On Aug. 3, 2014 the Port Miami Tunnel opened its doors to traffic after decades of planning and major economic setbacks. The new tunnel alleviates Port Miami traffic, which largely consists of trucks, from the busy downtown Miami area. Relieving traffic from downtown Miami is expected to have a major economic benefit.

So far, the plan seems to be working. In its first month, the tunnel averaged nearly half of the Port’s daily traffic of 16,000 vehicles. That number is expected to jump dramatically in the coming years with the expansion of the port and the enlargement of the Panama Canal. The tunnel is ultimately expected to host 26,000 vehicles every day.

The expected growth is important. It was the primary driving force behind the construction of the tunnel, which cost $668 million and took 4 years to complete.
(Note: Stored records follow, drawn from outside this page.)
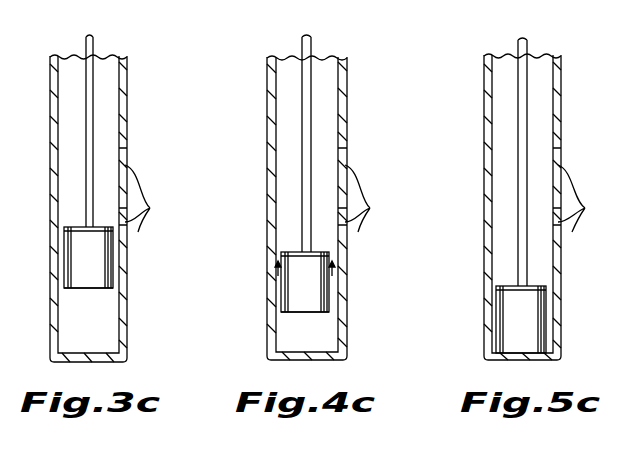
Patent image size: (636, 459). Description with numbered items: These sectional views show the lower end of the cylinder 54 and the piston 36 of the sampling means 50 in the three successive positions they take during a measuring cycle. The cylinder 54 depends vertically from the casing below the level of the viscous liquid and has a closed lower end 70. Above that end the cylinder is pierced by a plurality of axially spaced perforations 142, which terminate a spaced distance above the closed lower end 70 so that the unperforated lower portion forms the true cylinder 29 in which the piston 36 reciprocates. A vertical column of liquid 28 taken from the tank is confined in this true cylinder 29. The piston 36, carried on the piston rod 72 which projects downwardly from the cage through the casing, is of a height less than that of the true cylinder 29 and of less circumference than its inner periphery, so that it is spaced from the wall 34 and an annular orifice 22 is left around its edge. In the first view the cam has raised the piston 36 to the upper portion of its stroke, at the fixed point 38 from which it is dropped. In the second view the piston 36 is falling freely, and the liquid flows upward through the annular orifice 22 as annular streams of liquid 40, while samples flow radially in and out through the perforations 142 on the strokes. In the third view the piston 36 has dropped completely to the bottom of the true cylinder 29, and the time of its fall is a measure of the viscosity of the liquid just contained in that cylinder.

In FIG. 3C, the annular orifice 22 is at (117, 299).
In FIG. 4C, the annular orifice 22 is at (329, 308).
In FIG. 5C, the annular orifice 22 is at (546, 339).
In FIG. 3C, the vertical column of liquid 28 is at (116, 284).
In FIG. 4C, the vertical column of liquid 28 is at (331, 300).
In FIG. 5C, the vertical column of liquid 28 is at (497, 262).
In FIG. 3C, the true cylinder 29 is at (62, 336).
In FIG. 4C, the true cylinder 29 is at (278, 338).
In FIG. 5C, the true cylinder 29 is at (496, 312).
In FIG. 3C, the wall of the cylinder 34 is at (125, 331).
In FIG. 4C, the wall of the cylinder 34 is at (343, 333).
In FIG. 5C, the wall of the cylinder 34 is at (553, 326).
In FIG. 3C, the piston 36 is at (80, 268).
In FIG. 4C, the piston 36 is at (296, 288).
In FIG. 5C, the piston 36 is at (528, 305).
In FIG. 3C, the fixed point 38 is at (128, 283).
In FIG. 4C, the fixed point 38 is at (346, 281).
In FIG. 5C, the fixed point 38 is at (560, 285).
In FIG. 3C, the annular streams of liquid 40 is at (60, 250).
In FIG. 4C, the annular streams of liquid 40 is at (277, 301).
In FIG. 5C, the annular streams of liquid 40 is at (494, 339).
In FIG. 3C, the sampling means 50 is at (130, 127).
In FIG. 4C, the sampling means 50 is at (349, 112).
In FIG. 5C, the sampling means 50 is at (563, 115).
In FIG. 3C, the cylinder 54 is at (58, 128).
In FIG. 4C, the cylinder 54 is at (276, 125).
In FIG. 5C, the cylinder 54 is at (492, 127).
In FIG. 3C, the closed lower end 70 is at (100, 362).
In FIG. 4C, the closed lower end 70 is at (312, 360).
In FIG. 5C, the closed lower end 70 is at (525, 360).
In FIG. 3C, the piston rod 72 is at (86, 92).
In FIG. 4C, the piston rod 72 is at (302, 85).
In FIG. 5C, the piston rod 72 is at (518, 82).
In FIG. 3C, the perforations 142 is at (158, 198).
In FIG. 4C, the perforations 142 is at (380, 198).
In FIG. 5C, the perforations 142 is at (597, 198).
Government project, private operation

With so much at stake, the success of the tunnel project and operation is essential. To ease the burden on Miami, Miami-Dade County, and the Florida Department of Transportation (FDOT), a deal was struck with a private company to design, finance, build and operate the tunnel. The state and local government organizations selected MAT Concessionaire to manage the project and awarded them a 30-year concession to operate the tunnel.

While the tunnel operators will collect regular payments from the FDOT over the course of the next 30 years, the FDOT will charge the concessionaire anytime the tunnel is closed – at a rate of $115,000 per day.

The tunnel operators are bearing the cost of financing and operating the tunnel – including potential fines for closure – so they are very motivated to keep it open at all times. To do so, a number of critical systems must remain operational. As the tunnel travels 4,200 feet underwater, dipping down to 120 feet below sea level, flooding is a major concern.

Keeping dry underwater

While the tunnel itself is sealed, frequent annual storm surges threaten the tunnel and its passengers with flooding. Combating the flood requires a series of pumps that are positioned beneath the road base, in the ballast area of the tunnel.

This area serves as the tunnel’s sump, collecting any water that makes its way in. Each pump room features a number of pumps and a wet well bored into the floor. The wet well serves to hold enough water for the pumps to work efficiently, and to keep the water level well below the road base. They system depends on the pumps working properly at all times, making pump control one of the most critical systems in the tunnel.

Redundancy critical to flood prevention

To ensure proper and long-lasting automatic operation of the pumps, redundant (primary- and backup-) level sensors were selected from Automation Products Group. APG worked directly with the control system designer to install a combination of submersible pressure transducers and float switches. Together the sensors monitor the water level and trigger the control system to operate the pumps.

A submersible pressure transducer rests at the bottom of the wet well. This sensor measures the water pressure above it to calculate an accurate depth. This is a reliable way to monitor liquid level as few environmental factors can disrupt it. As such, it acts as the primary level sensor.

For a back-up sensor, a series of float switches, is mounted vertically inside the pump rooms just above the floor. These serve to activate/deactivate a control signal based on the position of the float and give the redundant level control needed to protect the system.

Redundancy is an important principle of reliable control system design, ensuring that a single failing sensor cannot interrupt the smooth operation of the pumps. It’s especially important when system failure could cost the tunnel operator $115,000 per day and potentially threaten the lives of tunnel commuters.

The level sensors are just one link in the reliability chain, but are critical because they provide the control signal that activates the pump system. If the sensors fail, so does everything else.

Failure would carry with it a large financial burden and would endanger lives in the underwater tunnel. The control system contractor played a key role in designing a reliable system and in selecting high-quality components to give Florida taxpayers a tunnel that will support the Port of Miami, one of the biggest economic engines in the nation.